Menschen

14.08.2014

Der „International Congress of Mathematicians“ (ICM), der auch oft als „Olympiade der Mathematik“ bezeichnet wird, begann am 13. August in Seoul. Bei der Veranstaltung wurden acht Preisträger verkündet. Forscher Artur Avila vom Nationalen Französischen Institut für wissenschaftliche Forschung, Professor Manjul Bhargava von der Princeton University, Professor Martin Hairer von der Warwick University und Professorin Maryam Mirzakhani von der Stanford University wurden alle mit der Fields-Medaille ausgezeichnet, die als eine der weltweit renommiertesten Auszeichnungen im Bereich der Mathematik betrachtet wird. Professor Subash Khot von der New York University erhielt in Anerkennung seines herausragenden Beitrags zu mathematischen Aspekten der Informationswissenschaften den Nevanlinna-Preis. Professor Stanley Osher von der University of California wurde für seinen Beitrag zur angewandten Mathematik mit dem Gauss-Preis ausgezeichnet, während Phillip Griffith, der ehemalige Direktor des Institute for Advanced Studies in Princeton, die Chern-Medaille für seine geometrische Forschung erhielt, die weitreichende Auswirkungen auf das Gebiet der Mathematik hatte. 

Nach der Preisverleihungszeremonie gaben die Preisträger eine Pressekonferenz.

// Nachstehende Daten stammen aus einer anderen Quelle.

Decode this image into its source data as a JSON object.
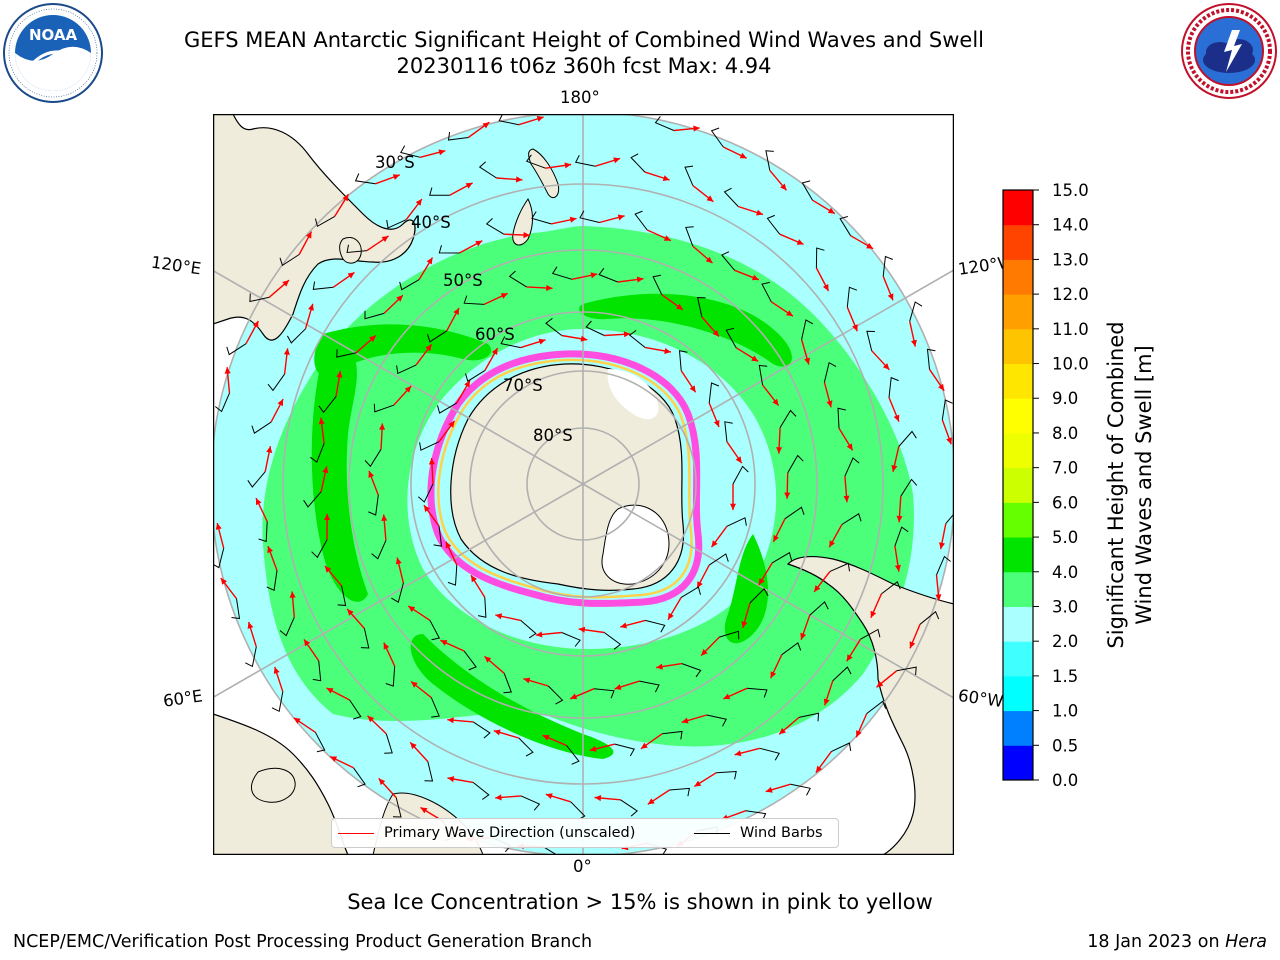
{
  "header": {
    "title_line1": "GEFS MEAN Antarctic Significant Height of Combined Wind Waves and Swell",
    "title_line2": "20230116 t06z 360h fcst   Max: 4.94"
  },
  "logos": {
    "left": {
      "name": "noaa-logo-icon",
      "text": "NOAA",
      "ring_text": "NATIONAL OCEANIC AND ATMOSPHERIC ADMINISTRATION · U.S. DEPARTMENT OF COMMERCE"
    },
    "right": {
      "name": "nws-logo-icon",
      "ring_text": "NATIONAL WEATHER SERVICE"
    }
  },
  "map": {
    "projection": "south-polar-stereographic",
    "longitude_labels": {
      "top": "180°",
      "bottom": "0°",
      "upper_left": "120°E",
      "upper_right": "120°W",
      "lower_left": "60°E",
      "lower_right": "60°W"
    },
    "latitude_labels": [
      "30°S",
      "40°S",
      "50°S",
      "60°S",
      "70°S",
      "80°S"
    ],
    "colors": {
      "land": "#efecdb",
      "ice_pink": "#ff4de1",
      "ice_yellow": "#ffd24a",
      "ice_white": "#ffffff",
      "grid": "#b0b0b0"
    }
  },
  "colorbar": {
    "label_line1": "Significant Height of Combined",
    "label_line2": "Wind Waves and Swell [m]",
    "ticks": [
      "0.0",
      "0.5",
      "1.0",
      "1.5",
      "2.0",
      "3.0",
      "4.0",
      "5.0",
      "6.0",
      "7.0",
      "8.0",
      "9.0",
      "10.0",
      "11.0",
      "12.0",
      "13.0",
      "14.0",
      "15.0"
    ],
    "colors": [
      "#0000ff",
      "#0080ff",
      "#00ffff",
      "#40ffff",
      "#aaffff",
      "#4cff7a",
      "#00e400",
      "#66ff00",
      "#ccff00",
      "#eeff00",
      "#ffff00",
      "#ffe600",
      "#ffc400",
      "#ffa000",
      "#ff7a00",
      "#ff4400",
      "#ff0000"
    ]
  },
  "legend": {
    "wave_direction": "Primary Wave Direction (unscaled)",
    "wind_barbs": "Wind Barbs",
    "wave_color": "#ff0000",
    "barb_color": "#000000"
  },
  "caption": "Sea Ice Concentration > 15% is shown in pink to yellow",
  "footer": {
    "left": "NCEP/EMC/Verification Post Processing Product Generation Branch",
    "date": "18 Jan 2023 on",
    "machine": "Hera"
  }
}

Unten finden Sie die Kommentare der begabten Mathematiker, die sie nach Erhalt ihrer Auszeichnungen äußerten. 


Award recipients at the 2014 Seoul International Congress of Mathematicians attend a press conference with both domestic and international media outlets. (photo: Wi Tack-whan)

Die Preisträger des „2014 Seoul International Congress of Mathematicians” nehmen an einer Pressekonferenz teil, bei der die koreanische und internationale Presse vertreten ist (Foto: Wi Tack-whan).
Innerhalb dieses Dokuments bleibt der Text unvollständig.